JavaScript: Slice, Substring, or Substr?

A comparison of substring methods.

In JavaScript, substrings are primarily extracted through one of following String methods: slice, substring, substr.

// slice 
// syntax: string.slice(start [, stop])
"Good news, everyone!".slice(5,9); 
// 'news'

// substring 
// syntax: string.substring(start [, stop])
"Good news, everyone!".substring(5,9); 
// 'news'

// substr
// syntax: string.substr(start [, length])
"Good news, everyone!".substr(5,4); 
// 'news'

All three of these methods take in a start index and an optional stop index (or length) parameter, but they differ in some important ways:

  • substr can give inconsistent results.

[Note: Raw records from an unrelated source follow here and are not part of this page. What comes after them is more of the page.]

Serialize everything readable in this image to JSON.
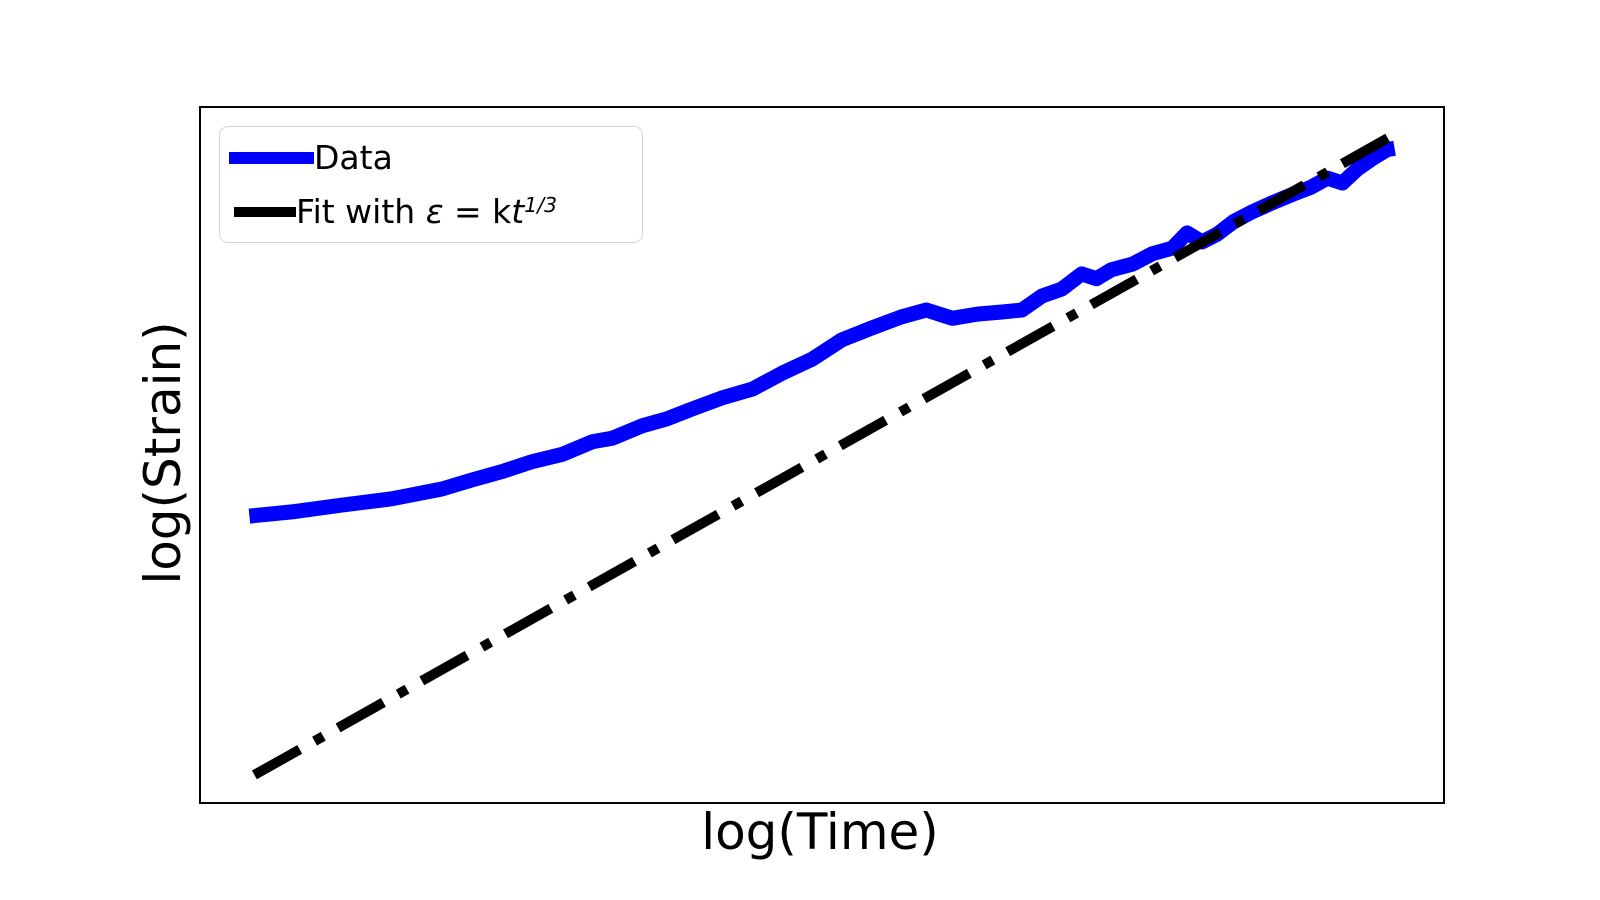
{
  "accent_colors": {
    "data_line": "#0000ff",
    "fit_line": "#000000",
    "legend_border": "#d5d5d5",
    "background": "#ffffff"
  },
  "legend": {
    "items": [
      {
        "label": "Data"
      },
      {
        "label": "Fit with ε = kt^(1/3)"
      }
    ],
    "fit_parts": {
      "prefix": "Fit with ",
      "epsilon": "ε",
      "equals": " = ",
      "k": "k",
      "t": "t",
      "exponent": "1/3"
    }
  },
  "chart_data": {
    "type": "line",
    "title": "",
    "xlabel": "log(Time)",
    "ylabel": "log(Strain)",
    "xlim": [
      0,
      1
    ],
    "ylim": [
      0,
      1
    ],
    "grid": false,
    "ticks_visible": false,
    "legend_position": "upper-left",
    "series": [
      {
        "name": "Data",
        "color": "#0000ff",
        "style": "solid",
        "linewidth": 15,
        "points": [
          [
            0.039,
            0.412
          ],
          [
            0.073,
            0.418
          ],
          [
            0.114,
            0.428
          ],
          [
            0.154,
            0.437
          ],
          [
            0.194,
            0.451
          ],
          [
            0.218,
            0.464
          ],
          [
            0.242,
            0.476
          ],
          [
            0.266,
            0.49
          ],
          [
            0.291,
            0.501
          ],
          [
            0.315,
            0.519
          ],
          [
            0.331,
            0.524
          ],
          [
            0.355,
            0.542
          ],
          [
            0.375,
            0.552
          ],
          [
            0.395,
            0.566
          ],
          [
            0.419,
            0.582
          ],
          [
            0.444,
            0.595
          ],
          [
            0.468,
            0.618
          ],
          [
            0.492,
            0.638
          ],
          [
            0.516,
            0.666
          ],
          [
            0.54,
            0.683
          ],
          [
            0.564,
            0.699
          ],
          [
            0.584,
            0.709
          ],
          [
            0.605,
            0.697
          ],
          [
            0.625,
            0.703
          ],
          [
            0.645,
            0.706
          ],
          [
            0.661,
            0.709
          ],
          [
            0.677,
            0.729
          ],
          [
            0.693,
            0.739
          ],
          [
            0.709,
            0.761
          ],
          [
            0.721,
            0.754
          ],
          [
            0.733,
            0.767
          ],
          [
            0.75,
            0.775
          ],
          [
            0.766,
            0.79
          ],
          [
            0.782,
            0.798
          ],
          [
            0.794,
            0.82
          ],
          [
            0.806,
            0.807
          ],
          [
            0.818,
            0.818
          ],
          [
            0.832,
            0.837
          ],
          [
            0.846,
            0.85
          ],
          [
            0.862,
            0.863
          ],
          [
            0.878,
            0.875
          ],
          [
            0.894,
            0.886
          ],
          [
            0.907,
            0.899
          ],
          [
            0.919,
            0.892
          ],
          [
            0.931,
            0.912
          ],
          [
            0.943,
            0.927
          ],
          [
            0.955,
            0.94
          ],
          [
            0.961,
            0.942
          ]
        ]
      },
      {
        "name": "Fit with ε = kt^(1/3)",
        "color": "#000000",
        "style": "dashdot",
        "linewidth": 10,
        "points": [
          [
            0.043,
            0.039
          ],
          [
            0.956,
            0.957
          ]
        ]
      }
    ]
  }
}
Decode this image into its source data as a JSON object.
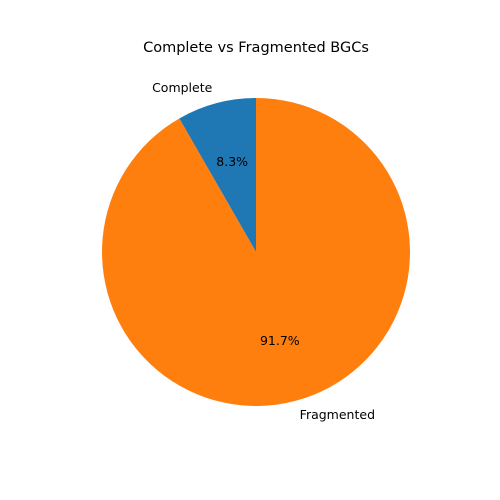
{
  "chart_data": {
    "type": "pie",
    "title": "Complete vs Fragmented BGCs",
    "slices": [
      {
        "label": "Complete",
        "value": 8.3,
        "pct_label": "8.3%",
        "color": "#1f77b4"
      },
      {
        "label": "Fragmented",
        "value": 91.7,
        "pct_label": "91.7%",
        "color": "#ff7f0e"
      }
    ],
    "start_angle_deg": 90,
    "direction": "counterclockwise"
  }
}
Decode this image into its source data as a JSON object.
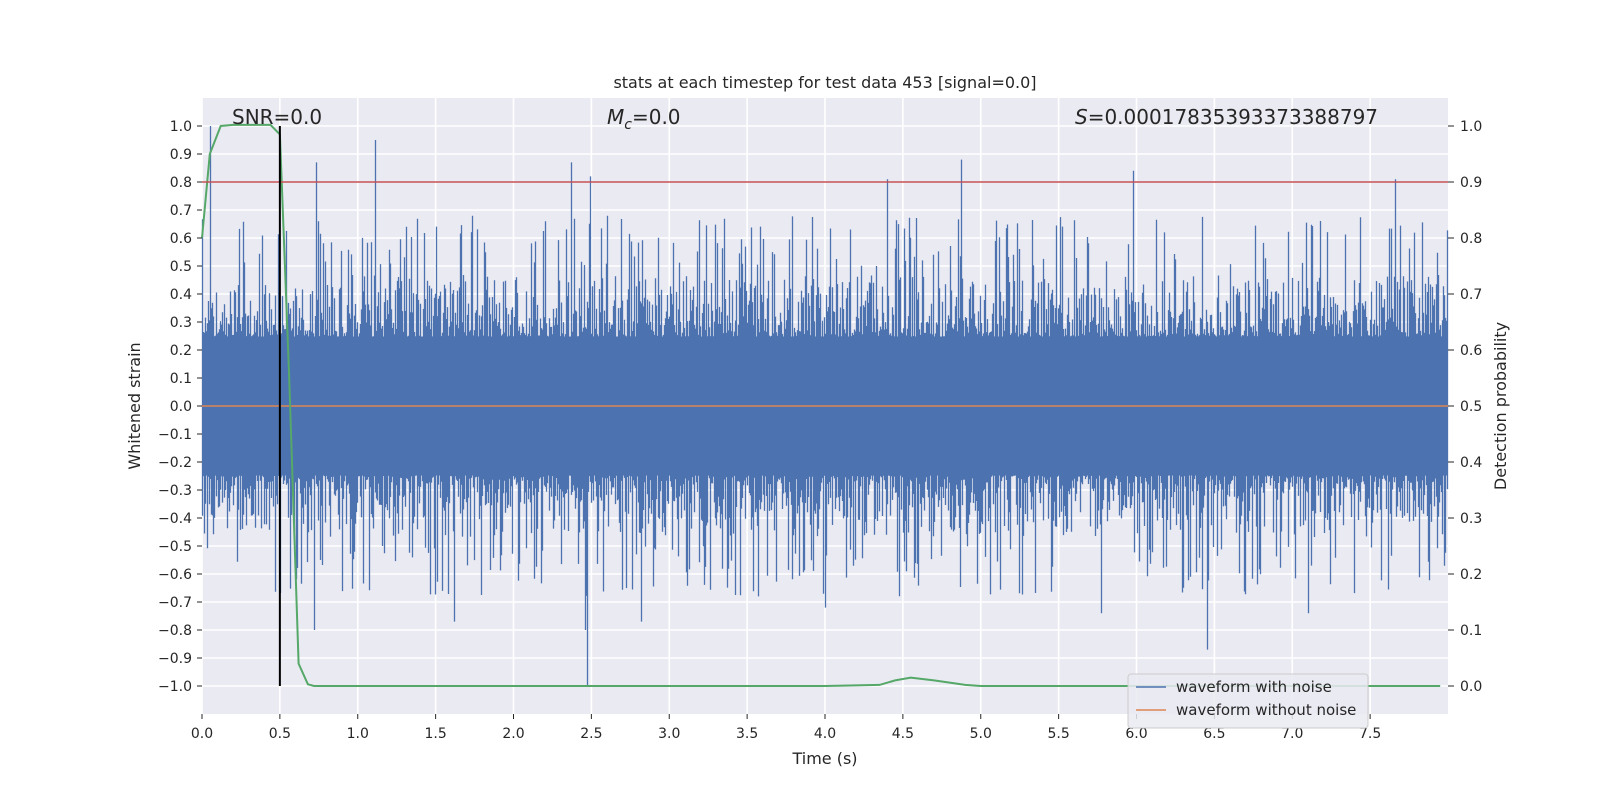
{
  "chart_data": {
    "type": "line",
    "title": "stats at each timestep for test data 453 [signal=0.0]",
    "xlabel": "Time (s)",
    "ylabel": "Whitened strain",
    "ylabel_right": "Detection probability",
    "xlim": [
      0,
      8
    ],
    "ylim": [
      -1.1,
      1.1
    ],
    "ylim_right": [
      -0.05,
      1.05
    ],
    "x_ticks": [
      0.0,
      0.5,
      1.0,
      1.5,
      2.0,
      2.5,
      3.0,
      3.5,
      4.0,
      4.5,
      5.0,
      5.5,
      6.0,
      6.5,
      7.0,
      7.5
    ],
    "x_tick_labels": [
      "0.0",
      "0.5",
      "1.0",
      "1.5",
      "2.0",
      "2.5",
      "3.0",
      "3.5",
      "4.0",
      "4.5",
      "5.0",
      "5.5",
      "6.0",
      "6.5",
      "7.0",
      "7.5"
    ],
    "y_ticks": [
      1.0,
      0.9,
      0.8,
      0.7,
      0.6,
      0.5,
      0.4,
      0.3,
      0.2,
      0.1,
      0.0,
      -0.1,
      -0.2,
      -0.3,
      -0.4,
      -0.5,
      -0.6,
      -0.7,
      -0.8,
      -0.9,
      -1.0
    ],
    "y_tick_labels": [
      "1.0",
      "0.9",
      "0.8",
      "0.7",
      "0.6",
      "0.5",
      "0.4",
      "0.3",
      "0.2",
      "0.1",
      "0.0",
      "−0.1",
      "−0.2",
      "−0.3",
      "−0.4",
      "−0.5",
      "−0.6",
      "−0.7",
      "−0.8",
      "−0.9",
      "−1.0"
    ],
    "y_ticks_right": [
      1.0,
      0.9,
      0.8,
      0.7,
      0.6,
      0.5,
      0.4,
      0.3,
      0.2,
      0.1,
      0.0
    ],
    "y_tick_labels_right": [
      "1.0",
      "0.9",
      "0.8",
      "0.7",
      "0.6",
      "0.5",
      "0.4",
      "0.3",
      "0.2",
      "0.1",
      "0.0"
    ],
    "annotations": {
      "snr": "SNR=0.0",
      "mc_symbol": "M",
      "mc_sub": "c",
      "mc_value": "=0.0",
      "s_symbol": "S",
      "s_value": "=0.00017835393373388797"
    },
    "threshold": {
      "value": 0.9,
      "axis": "right",
      "color": "#c44e52"
    },
    "marker_time": 0.5,
    "series": [
      {
        "name": "waveform with noise",
        "color": "#4c72b0",
        "kind": "noise",
        "sample_rate_hz": 2048,
        "typical_amplitude": 0.4,
        "spikes": [
          {
            "t": 0.05,
            "v": 1.0
          },
          {
            "t": 0.73,
            "v": 0.87
          },
          {
            "t": 1.11,
            "v": 0.95
          },
          {
            "t": 2.37,
            "v": 0.87
          },
          {
            "t": 2.49,
            "v": 0.82
          },
          {
            "t": 4.87,
            "v": 0.88
          },
          {
            "t": 4.4,
            "v": 0.81
          },
          {
            "t": 5.98,
            "v": 0.84
          },
          {
            "t": 7.66,
            "v": 0.81
          },
          {
            "t": 2.47,
            "v": -1.0
          },
          {
            "t": 2.46,
            "v": -0.8
          },
          {
            "t": 6.45,
            "v": -0.87
          },
          {
            "t": 1.62,
            "v": -0.77
          },
          {
            "t": 2.82,
            "v": -0.77
          },
          {
            "t": 5.77,
            "v": -0.74
          },
          {
            "t": 0.72,
            "v": -0.8
          },
          {
            "t": 7.1,
            "v": -0.74
          },
          {
            "t": 4.0,
            "v": -0.72
          }
        ]
      },
      {
        "name": "waveform without noise",
        "color": "#dd8452",
        "kind": "flat",
        "value": 0.0
      },
      {
        "name": "detection probability",
        "color": "#55a868",
        "axis": "right",
        "x": [
          0.0,
          0.05,
          0.12,
          0.2,
          0.3,
          0.44,
          0.5,
          0.56,
          0.62,
          0.68,
          0.72,
          1.0,
          2.0,
          3.0,
          4.0,
          4.35,
          4.45,
          4.55,
          4.7,
          4.9,
          5.0,
          6.0,
          7.0,
          7.95
        ],
        "values": [
          0.8,
          0.95,
          1.0,
          1.002,
          1.002,
          1.002,
          0.985,
          0.55,
          0.04,
          0.003,
          0.0,
          0.0,
          0.0,
          0.0,
          0.0,
          0.002,
          0.01,
          0.015,
          0.01,
          0.002,
          0.0,
          0.0,
          0.0,
          0.0
        ]
      }
    ],
    "legend": {
      "position": "lower-right",
      "entries": [
        {
          "label": "waveform with noise",
          "color": "#4c72b0"
        },
        {
          "label": "waveform without noise",
          "color": "#dd8452"
        }
      ]
    },
    "grid": true,
    "style": {
      "plot_bg": "#eaeaf2",
      "grid_color": "#ffffff",
      "text_color": "#262626"
    }
  }
}
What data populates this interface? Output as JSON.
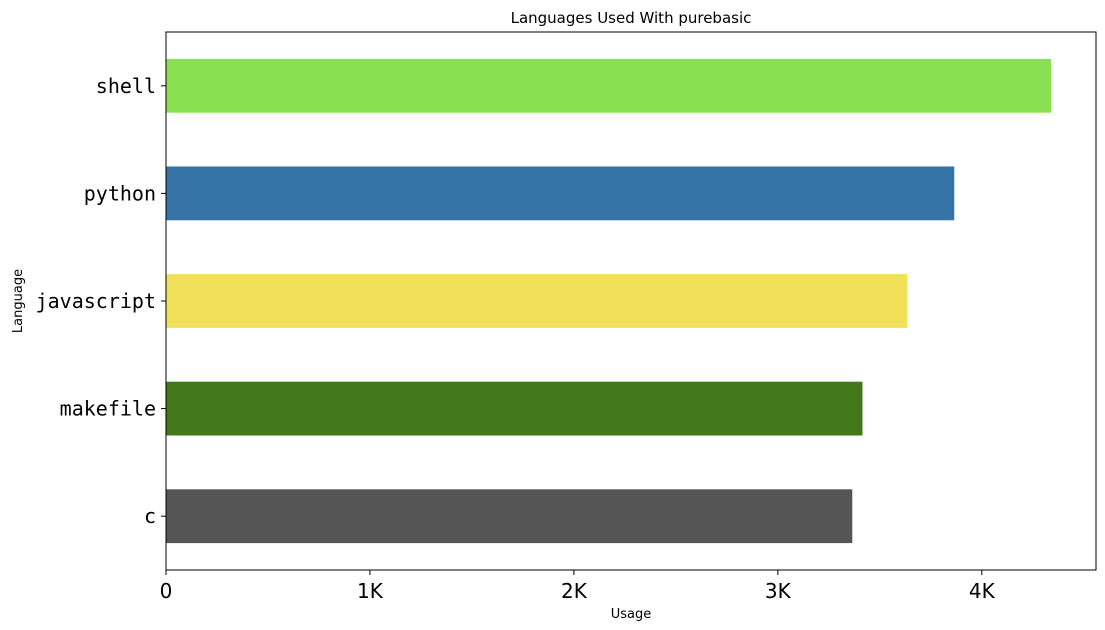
{
  "chart_data": {
    "type": "bar",
    "orientation": "horizontal",
    "title": "Languages Used With purebasic",
    "xlabel": "Usage",
    "ylabel": "Language",
    "categories": [
      "shell",
      "python",
      "javascript",
      "makefile",
      "c"
    ],
    "values": [
      4340,
      3865,
      3635,
      3415,
      3365
    ],
    "colors": [
      "#89e051",
      "#3572a5",
      "#f1e05a",
      "#427819",
      "#555555"
    ],
    "xlim": [
      0,
      4560
    ],
    "xticks": [
      0,
      1000,
      2000,
      3000,
      4000
    ],
    "xtick_labels": [
      "0",
      "1K",
      "2K",
      "3K",
      "4K"
    ],
    "grid": false,
    "legend": "none"
  }
}
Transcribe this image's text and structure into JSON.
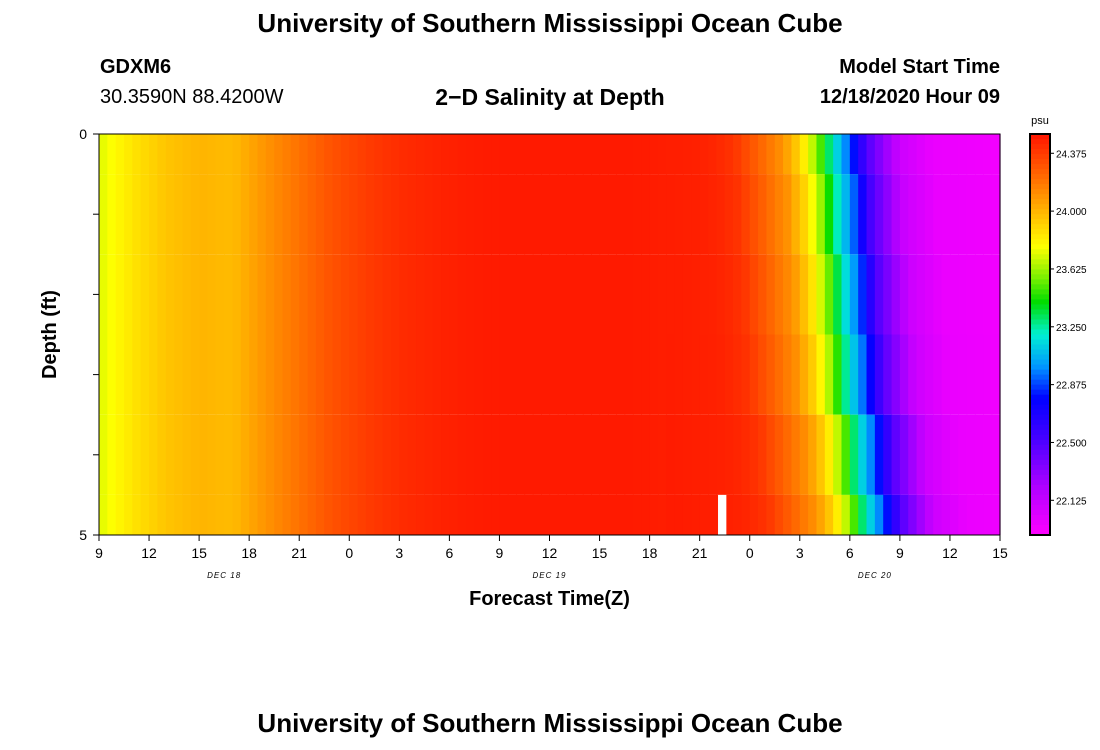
{
  "header": {
    "title": "University of Southern Mississippi Ocean Cube",
    "station_id": "GDXM6",
    "station_coords": "30.3590N 88.4200W",
    "plot_title": "2−D Salinity at Depth",
    "start_label": "Model Start Time",
    "start_time": "12/18/2020 Hour 09"
  },
  "footer": {
    "title": "University of Southern Mississippi Ocean Cube"
  },
  "chart_data": {
    "type": "heatmap",
    "title": "2−D Salinity at Depth",
    "xlabel": "Forecast Time(Z)",
    "ylabel": "Depth (ft)",
    "x_tick_labels": [
      "9",
      "12",
      "15",
      "18",
      "21",
      "0",
      "3",
      "6",
      "9",
      "12",
      "15",
      "18",
      "21",
      "0",
      "3",
      "6",
      "9",
      "12",
      "15"
    ],
    "x_range_hours": [
      0,
      54
    ],
    "date_labels": [
      {
        "label": "DEC 18",
        "hour": 7.5
      },
      {
        "label": "DEC 19",
        "hour": 27
      },
      {
        "label": "DEC 20",
        "hour": 46.5
      }
    ],
    "y_tick_labels": [
      "0",
      "5"
    ],
    "y_range": [
      0,
      5
    ],
    "colorbar": {
      "unit": "psu",
      "min": 21.9,
      "max": 24.5,
      "tick_values": [
        24.375,
        24.0,
        23.625,
        23.25,
        22.875,
        22.5,
        22.125
      ],
      "tick_labels": [
        "24.375",
        "24.000",
        "23.625",
        "23.250",
        "22.875",
        "22.500",
        "22.125"
      ]
    },
    "time_profile": {
      "hours": [
        0,
        2,
        4,
        6,
        8,
        10,
        12,
        14,
        16,
        18,
        20,
        22,
        24,
        26,
        28,
        30,
        32,
        34,
        36,
        37,
        38,
        39,
        40,
        41,
        42,
        43,
        44,
        45,
        46,
        47,
        48,
        50,
        54
      ],
      "salinity": [
        23.72,
        23.85,
        23.95,
        24.0,
        23.98,
        24.1,
        24.2,
        24.3,
        24.37,
        24.42,
        24.45,
        24.47,
        24.48,
        24.48,
        24.48,
        24.48,
        24.48,
        24.47,
        24.46,
        24.44,
        24.4,
        24.3,
        24.2,
        24.1,
        23.9,
        23.6,
        23.2,
        22.9,
        22.5,
        22.3,
        22.1,
        21.98,
        21.95
      ]
    },
    "layers": [
      {
        "depth_range": [
          0,
          0.5
        ],
        "front_shift_hours": 0
      },
      {
        "depth_range": [
          0.5,
          1.5
        ],
        "front_shift_hours": 0.3
      },
      {
        "depth_range": [
          1.5,
          2.5
        ],
        "front_shift_hours": 0.6
      },
      {
        "depth_range": [
          2.5,
          3.5
        ],
        "front_shift_hours": 0.9
      },
      {
        "depth_range": [
          3.5,
          4.5
        ],
        "front_shift_hours": 1.5
      },
      {
        "depth_range": [
          4.5,
          5.0
        ],
        "front_shift_hours": 2.0
      }
    ],
    "gap_marker": {
      "hour": 37.1,
      "width_hours": 0.5,
      "depth_range": [
        4.5,
        5.0
      ]
    }
  }
}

Modern browers allow using a negative start index to indicate the number of characters from the end of the string, but IE8 and lower treat a negative start index as 0.
  • substring's parameters are reversible, as it will always use its smallest parameter value as the start index and largest value as the stop index. substring will treat a negative start index as 0.
  • slice extracts from the end of the string if the starting index is negative.

Negative start index

"Good news, everyone!".substring(-4);
// "Good news, everyone!"

"Good news, everyone!".substr(-4);
// "one!" modern browsers, including IE9
// "Good news, everyone!" IE8 and lower

"Good news, everyone!".slice(-4); 
// "one!"

Since all three methods have roughly equivalent performance, my preference is to use slice. It supports extracting from the end of the string and I feel that returning an empty string when start index > stop follows the principle of least surprise better than substring's swapping of parameters. I avoid substr because of the browser inconsistency.